Três anos depois, a antiga eurodeputada Eva Kaili continua à espera de julgamento
A detenção da antiga chefe da política externa da UE, Federica Mogherini, no início deste mês, numa investigação de fraude na Bélgica, levantou novas questões sobre o motivo pelo qual os suspeitos no escândalo de corrupção do Parlamento Europeu ainda não foram julgados, três anos após as detenções que chocaram Bruxelas.
Mogherini, que liderou o serviço diplomático da UE entre 2014 e 2019 e depois foi reitora do prestigiado Colégio da Europa, foi interrogada juntamente com outras duas pessoas por suspeita de alegada fraude em contratos públicos, corrupção e conflito de interesses relacionados com um programa de formação diplomática financiado pela UE.
A alta diplomata italiana, que acabou por ser libertada na pendência de acusações, demitiu-se entretanto do seu cargo no Colégio da Europa.
Entretanto, a prolongada investigação do escândalo de corrupção no Parlamento Europeu, que começou com rusgas em Bruxelas a 9 de dezembro de 2022, tem avançado a um ritmo glacial.

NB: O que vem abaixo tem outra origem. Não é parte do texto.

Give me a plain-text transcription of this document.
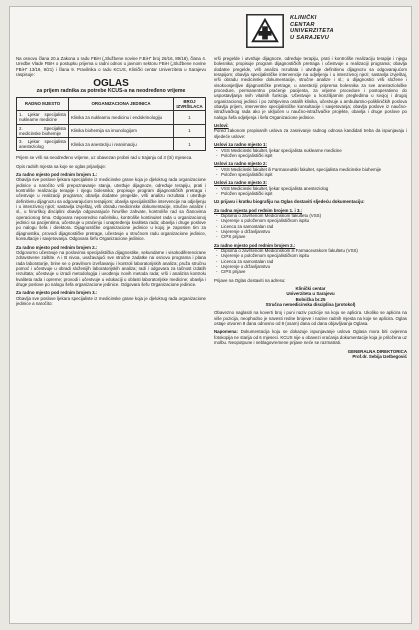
KLINIČKI
CENTAR
UNIVERZITETA
U SARAJEVU
Na osnovu člana 20.a Zakona o radu FBiH („Službene novine F.BiH" broj 26/16, 89/18), člana 4. Uredbe Vlade FBiH o postupku prijema u radni odnos u javnom sektoru FBiH („Službene novine FBiH" 13/19, 9/21) i člana 9. Pravilnika o radu KCUS, Klinički centar Univerziteta u Sarajevu raspisuje:
OGLAS
za prijem radnika za potrebe KCUS-a na neodređeno vrijeme
RADNO MJESTO	ORGANIZACIONA JEDINICA	BROJ IZVRŠILACA
1. Ljekar specijalista nuklearne medicine	Klinika za nuklearnu medicinu i endokrinologiju	1
2. Specijalista medicinske biohemije	Klinika biohemija sa imunologijom	1
3. Ljekar specijalista anesteziolog	Klinika za anesteziju i reanimaciju	1
Prijem se vrši na neodređeno vrijeme, uz obavezan probni rad u trajanju od 3 (tri) mjeseca.
Opis radnih mjesta sa koje se oglas prijavljuje:
Za radno mjesto pod rednim brojem 1.:
Obavlja sve poslove ljekara specijaliste iz medicinske grane koja je djelokrug rada organizacione jedinice u naročito vrši prepoznavanje stanja, utvrđuje dijagnoze, određuje terapiju, prati i kontroliše realizaciju terapije i njegu bolesnika; propisuje program dijagnostičkih pretraga i učestvuje u realizaciji programa; obavlja dodatne pregelde, vrši analizu rezultata i utvrđuje definitivnu dijagnozu sa odgovarajućom terapijom; obavlja specijalističke intervencije na odjeljenju i u intenzivnoj njezi; sastavlja izvještaj, vrši obradu medicinske dokumentacije, stručne analize i sl., u hirurškoj disciplini obavlja odgovarajuće hirurške zahvate, kontroliše rad sa članovima operacionog tima. Odgovara neposredno načelniku, kontroliše kontinuitet rada u organizacionoj jedinici sa pacijentima, učestvuje u praćenju i unapređenju kvaliteta rada; obavlja i druge poslove po nalogu šefa i direktora. Dijagnostičke organizacione jedinice u kojoj je zaposlen tim za dijagnostiku, provodi dijagnostičke pretrage, učestvuje u stručnom radu organizacione jedinice, konsultacije i savjetovanja. Odgovara šefu Organizacione jedinice.
Za radno mjesto pod rednim brojem 2.:
Odgovorno učestvuje na poslovima specijalistička dijagnostike, sekundarne i visokodiferencirane zdravstvene zaštite. A i B nivoa, uvažavajući sve stručne zadatke na osnovu programa i plana rada laboratorije, brine se o pravilnom izvršavanju i kontroli laboratorijskih analiza; pruža stručnu pomoć i učestvuje u obradi složenijih laboratorijskih analiza; radi i odgovara za tačnost izdatih rezultata; učestvuje u izradi metodologija i uvođenju novih metoda rada; vrši i analizira kontrolu kvaliteta rada i opreme; provodi i učestvuje u edukaciji u oblasti laboratorijske medicine; obavlja i druge poslove po nalogu šefa organizacione jedinice. Odgovara šefu Organizacione jedinice.
Za radno mjesto pod rednim brojem 3.:
Obavlja sve poslove ljekara specijaliste iz medicinske grane koja je djelokrug rada organizacione jedinice a naročito:
vrši pregelde i utvrđuje dijagnoze, određuje terapiju, prati i kontroliše realizaciju terapije i njegu bolesnika; propisuje program dijagnostičkih pretraga i učestvuje u realizaciji programa; obavlja dodatne pregelde, vrši analizu rezultata i utvrđuje definitivnu dijagnozu sa odgovarajućom terapijom; obavlja specijalističke intervencije na odjeljenju i u intenzivnoj njezi; sastavlja izvještaj, vrši obradu medicinske dokumentacije, stručne analize i sl.; u dijagnostici vrši složene i visokoosjetljive dijagnostičke pretrage, u anesteziji priprema bolesnika za sve anesteziološke procedure, permanentno praćenje pacijenta, za vrijeme procedure i postoperativno do uspostavljanja svih vitalnih funkcija. Učestvuje u konzilijarnim pregledima u svojoj i drugoj organizacionoj jedinici i po zahtjevima ostalih klinika, učestvuje u ambulantno-polikliničkih poslova obavlja prijem, interventne specijalističke konsultacije i savjetovanja; obavlja poslove iz naučno-istraživačkog rada ako je uključen u naučno-istraživačke projekte, obavlja i druge poslove po nalogu šefa odjeljenja i šefa Organizacione jedinice.
Uslovi:
Pored zakonom propisanih uslova za zasnivanje radnog odnosa kandidati treba da ispunjavaju i sljedeće uslove:
Uslovi za radno mjesto 1:
- VSS Medicinski fakultet, ljekar specijalista nuklearne medicine
- Položen specijalistički ispit
Uslovi za radno mjesto 2:
- VSS Medicinski fakultet ili Farmaceutski fakultet, specijalista medicinske biohemije
- Položen specijalistički ispit
Uslovi za radno mjesto 3:
- VSS Medicinski fakultet, ljekar specijalista anesteziolog
- Položen specijalistički ispit
Uz prijavu i kratku biografiju na Oglas dostaviti sljedeću dokumentaciju:
Za radna mjesta pod rednim brojem 1. i 3.:
- Diploma o završenom Medicinskom fakultetu (VSS)
- Uvjerenje o položenom specijalističkom ispitu
- Licenca za samostalan rad
- Uvjerenje o državljanstvu
- CIPS prijave
Za radno mjesto pod rednim brojem 2.:
- Diploma o završenom Medicinskom ili Farmaceutskom fakultetu (VSS)
- Uvjerenje o položenom specijalističkom ispitu
- Licenca za samostalan rad
- Uvjerenje o državljanstvu
- CIPS prijave
Prijave na Oglas dostaviti na adresu:
Klinički centar
Univerziteta u Sarajevu
Bolnička br.25
Stručna nemedicinska disciplina (protokol)
Obavezno naglasiti na koverti broj i puni naziv pozicije na koju se aplicira. Ukoliko se aplicira na više pozicija, neophodno je navesti redne brojeve i nazive radnih mjesta na koje se aplicira. Oglas ostaje otvoren 8 dana odnosno od 8 (osam) dana od dana objavljivanja Oglasa.
Napomena: Dokumentacija koju se dokazuje ispunjavanje uslova Oglasa mora biti ovjerena fotokopija ne starija od 6 mjeseci. KCUS nije u obavezi vraćanja dokumentacije koja je priložena uz molbu. Neopotpune i neblagovremene prijave neće se razmatrati.
GENERALNA DIREKTORICA
Prof.dr. Sebija Izetbegović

A eurodeputada grega Eva Kaili tornou-se o rosto do escândalo quando a polícia belga revelou ter descoberto 150.000 euros em dinheiro - supostamente em grandes sacos - na sua residência em Bruxelas durante as rusgas.

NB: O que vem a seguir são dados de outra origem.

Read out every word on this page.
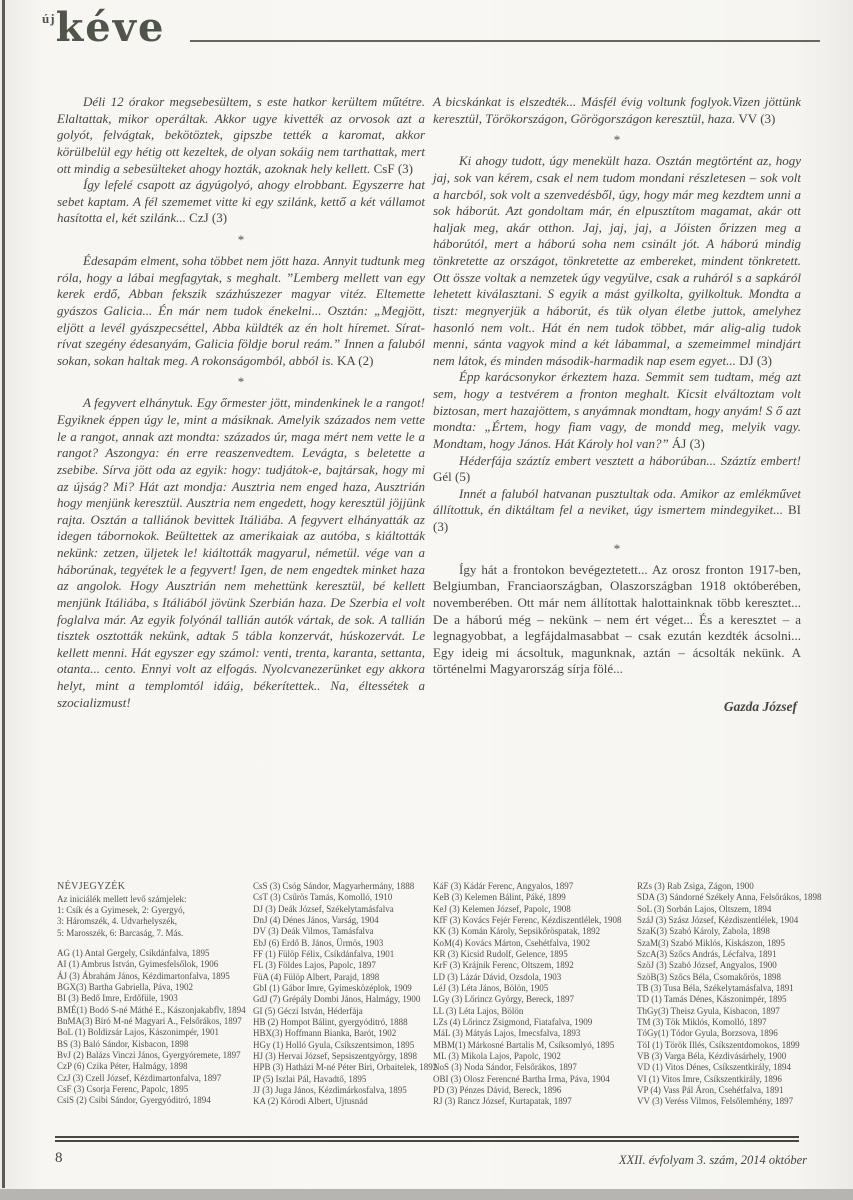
$^{új}$kéve

Déli 12 órakor megsebesültem, s este hatkor kerültem műtétre. Elaltattak, mikor operáltak. Akkor ugye kivették az orvosok azt a golyót, felvágtak, bekötöztek, gipszbe tették a karomat, akkor körülbelül egy hétig ott kezeltek, de olyan sokáig nem tarthattak, mert ott mindig a sebesülteket ahogy hozták, azoknak hely kellett. CsF (3)

Így lefelé csapott az ágyúgolyó, ahogy elrobbant. Egyszerre hat sebet kaptam. A fél szememet vitte ki egy szilánk, kettő a két vállamot hasította el, két szilánk... CzJ (3)

*

Édesapám elment, soha többet nem jött haza. Annyit tudtunk meg róla, hogy a lábai megfagytak, s meghalt. ”Lemberg mellett van egy kerek erdő, Abban fekszik százhúszezer magyar vitéz. Eltemette gyászos Galicia... Én már nem tudok énekelni... Osztán: „Megjött, eljött a levél gyászpecséttel, Abba küldték az én holt híremet. Sírat-rívat szegény édesanyám, Galicia földje borul reám.” Innen a faluból sokan, sokan haltak meg. A rokonságomból, abból is. KA (2)

*

A fegyvert elhánytuk. Egy őrmester jött, mindenkinek le a rangot! Egyiknek éppen úgy le, mint a másiknak. Amelyik százados nem vette le a rangot, annak azt mondta: százados úr, maga mért nem vette le a rangot? Aszongya: én erre reaszenvedtem. Levágta, s beletette a zsebibe. Sírva jött oda az egyik: hogy: tudjátok-e, bajtársak, hogy mi az újság? Mi? Hát azt mondja: Ausztria nem enged haza, Ausztrián hogy menjünk keresztül. Ausztria nem engedett, hogy keresztül jöjjünk rajta. Osztán a talliánok bevittek Itáliába. A fegyvert elhányatták az idegen tábornokok. Beültettek az amerikaiak az autóba, s kiáltották nekünk: zetzen, üljetek le! kiáltották magyarul, németül. vége van a háborúnak, tegyétek le a fegyvert! Igen, de nem engedtek minket haza az angolok. Hogy Ausztrián nem mehettünk keresztül, bé kellett menjünk Itáliába, s Itáliából jövünk Szerbián haza. De Szerbia el volt foglalva már. Az egyik folyónál tallián autók vártak, de sok. A tallián tisztek osztották nekünk, adtak 5 tábla konzervát, húskozervát. Le kellett menni. Hát egyszer egy számol: venti, trenta, karanta, settanta, otanta... cento. Ennyi volt az elfogás. Nyolcvanezerünket egy akkora helyt, mint a templomtól idáig, békerítettek.. Na, éltessétek a szocializmust!

A bicskánkat is elszedték... Másfél évig voltunk foglyok.Vizen jöttünk keresztül, Törökországon, Görögországon keresztül, haza. VV (3)

*

Ki ahogy tudott, úgy menekült haza. Osztán megtörtént az, hogy jaj, sok van kérem, csak el nem tudom mondani részletesen – sok volt a harcból, sok volt a szenvedésből, úgy, hogy már meg kezdtem unni a sok háborút. Azt gondoltam már, én elpusztítom magamat, akár ott haljak meg, akár otthon. Jaj, jaj, jaj, a Jóisten őrizzen meg a háborútól, mert a háború soha nem csinált jót. A háború mindig tönkretette az országot, tönkretette az embereket, mindent tönkretett. Ott össze voltak a nemzetek úgy vegyülve, csak a ruháról s a sapkáról lehetett kiválasztani. S egyik a mást gyilkolta, gyilkoltuk. Mondta a tiszt: megnyerjük a háborút, és tük olyan életbe juttok, amelyhez hasonló nem volt.. Hát én nem tudok többet, már alig-alig tudok menni, sánta vagyok mind a két lábammal, a szemeimmel mindjárt nem látok, és minden második-harmadik nap esem egyet... DJ (3)

Épp karácsonykor érkeztem haza. Semmit sem tudtam, még azt sem, hogy a testvérem a fronton meghalt. Kicsit elváltoztam volt biztosan, mert hazajöttem, s anyámnak mondtam, hogy anyám! S ő azt mondta: „Értem, hogy fiam vagy, de mondd meg, melyik vagy. Mondtam, hogy János. Hát Károly hol van?” ÁJ (3)

Héderfája száztíz embert vesztett a háborúban... Száztíz embert! Gél (5)

Innét a faluból hatvanan pusztultak oda. Amikor az emlékművet állítottuk, én diktáltam fel a neviket, úgy ismertem mindegyiket... BI (3)

*

Így hát a frontokon bevégeztetett... Az orosz fronton 1917-ben, Belgiumban, Franciaországban, Olaszországban 1918 októberében, novemberében. Ott már nem állítottak halottainknak több keresztet... De a háború még – nekünk – nem ért véget... És a keresztet – a legnagyobbat, a legfájdalmasabbat – csak ezután kezdték ácsolni... Egy ideig mi ácsoltuk, magunknak, aztán – ácsolták nekünk. A történelmi Magyarország sírja fölé...

Gazda József
NÉVJEGYZÉK
Az iniciálék mellett levő számjelek:
1: Csík és a Gyimesek, 2: Gyergyó,
3: Háromszék, 4. Udvarhelyszék,
5: Marosszék, 6: Barcaság, 7. Más.
AG (1) Antal Gergely, Csíkdánfalva, 1895
AI (1) Ambrus István, Gyimesfelsőlok, 1906
ÁJ (3) Ábrahám János, Kézdimartonfalva, 1895
BGX(3) Bartha Gabriella, Páva, 1902
BI (3) Bedő Imre, Erdőfüle, 1903
BMÉ(1) Bodó S-né Máthé E., Kászonjakabflv, 1894
BnMA(3) Biró M-né Magyari A., Felsőrákos, 1897
BoL (1) Boldizsár Lajos, Kászonimpér, 1901
BS (3) Baló Sándor, Kisbacon, 1898
BvJ (2) Balázs Vinczi János, Gyergyóremete, 1897
CzP (6) Czika Péter, Halmágy, 1898
CzJ (3) Czell József, Kézdimartonfalva, 1897
CsF (3) Csorja Ferenc, Papolc, 1895
CsiS (2) Csibi Sándor, Gyergyóditró, 1894
CsS (3) Csóg Sándor, Magyarhermány, 1888
CsT (3) Csűrös Tamás, Komolló, 1910
DJ (3) Deák József, Székelytamásfalva
DnJ (4) Dénes János, Varság, 1904
DV (3) Deák Vilmos, Tamásfalva
EbJ (6) Erdő B. János, Ürmös, 1903
FF (1) Fülöp Félix, Csíkdánfalva, 1901
FL (3) Földes Lajos, Papolc, 1897
FüA (4) Fülöp Albert, Parajd, 1898
GbI (1) Gábor Imre, Gyimesközéplok, 1909
GdJ (7) Grépály Dombi János, Halmágy, 1900
GI (5) Géczi István, Héderfája
HB (2) Hompot Bálint, gyergyóditró, 1888
HBX(3) Hoffmann Bianka, Barót, 1902
HGy (1) Holló Gyula, Csíkszentsimon, 1895
HJ (3) Hervai József, Sepsiszentgyörgy, 1898
HPB (3) Hatházi M-né Péter Biri, Orbaitelek, 1892
IP (5) Iszlai Pál, Havadtő, 1895
JJ (3) Juga János, Kézdimárkosfalva, 1895
KA (2) Kórodi Albert, Ujtusnád
KáF (3) Kádár Ferenc, Angyalos, 1897
KeB (3) Kelemen Bálint, Páké, 1899
KeJ (3) Kelemen József, Papolc, 1908
KfF (3) Kovács Fejér Ferenc, Kézdiszentlélek, 1908
KK (3) Komán Károly, Sepsikőröspatak, 1892
KoM(4) Kovács Márton, Csehétfalva, 1902
KR (3) Kicsid Rudolf, Gelence, 1895
KrF (3) Krájnik Ferenc, Oltszem, 1892
LD (3) Lázár Dávid, Ozsdola, 1903
LéJ (3) Léta János, Bölön, 1905
LGy (3) Lőrincz György, Bereck, 1897
LL (3) Léta Lajos, Bölön
LZs (4) Lőrincz Zsigmond, Fiatafalva, 1909
MáL (3) Mátyás Lajos, Imecsfalva, 1893
MBM(1) Márkosné Bartalis M, Csíksomlyó, 1895
ML (3) Mikola Lajos, Papolc, 1902
NoS (3) Noda Sándor, Felsőrákos, 1897
OBI (3) Olosz Ferencné Bartha Irma, Páva, 1904
PD (3) Pénzes Dávid, Bereck, 1896
RJ (3) Rancz József, Kurtapatak, 1897
RZs (3) Rab Zsiga, Zágon, 1900
SDA (3) Sándorné Székely Anna, Felsőrákos, 1898
SoL (3) Sorbán Lajos, Oltszem, 1894
SzáJ (3) Szász József, Kézdiszentlélek, 1904
SzaK(3) Szabó Károly, Zabola, 1898
SzaM(3) Szabó Miklós, Kiskászon, 1895
SzcA(3) Szőcs András, Lécfalva, 1891
SzöJ (3) Szabó József, Angyalos, 1900
SzöB(3) Szőcs Béla, Csomakőrös, 1898
TB (3) Tusa Béla, Székelytamásfalva, 1891
TD (1) Tamás Dénes, Kászonimpér, 1895
ThGy(3) Theisz Gyula, Kisbacon, 1897
TM (3) Tök Miklós, Komolló, 1897
TóGy(1) Tódor Gyula, Borzsova, 1896
TöI (1) Török Illés, Csíkszentdomokos, 1899
VB (3) Varga Béla, Kézdivásárhely, 1900
VD (1) Vitos Dénes, Csíkszentkirály, 1894
VI (1) Vitos Imre, Csíkszentkirály, 1896
VP (4) Vass Pál Áron, Csehétfalva, 1891
VV (3) Veréss Vilmos, Felsőlemhény, 1897
8	XXII. évfolyam 3. szám, 2014 október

Desde então, Kaili tem passado os últimos anos num purgatório legal, o que alguns apelidaram de "Belgiangate".
Bruxelas é abalada por rusga ao Parlamento
Durante a operação de 2022, as autoridades descobriram um total de 1,5 milhões de euros em dinheiro, incluindo 600 mil euros na casa do antigo eurodeputado italiano Antonio Panzeri e o dinheiro encontrado na residência de Kaili em Bruxelas, que na altura era também um dos 14 vice-presidentes do Parlamento Europeu.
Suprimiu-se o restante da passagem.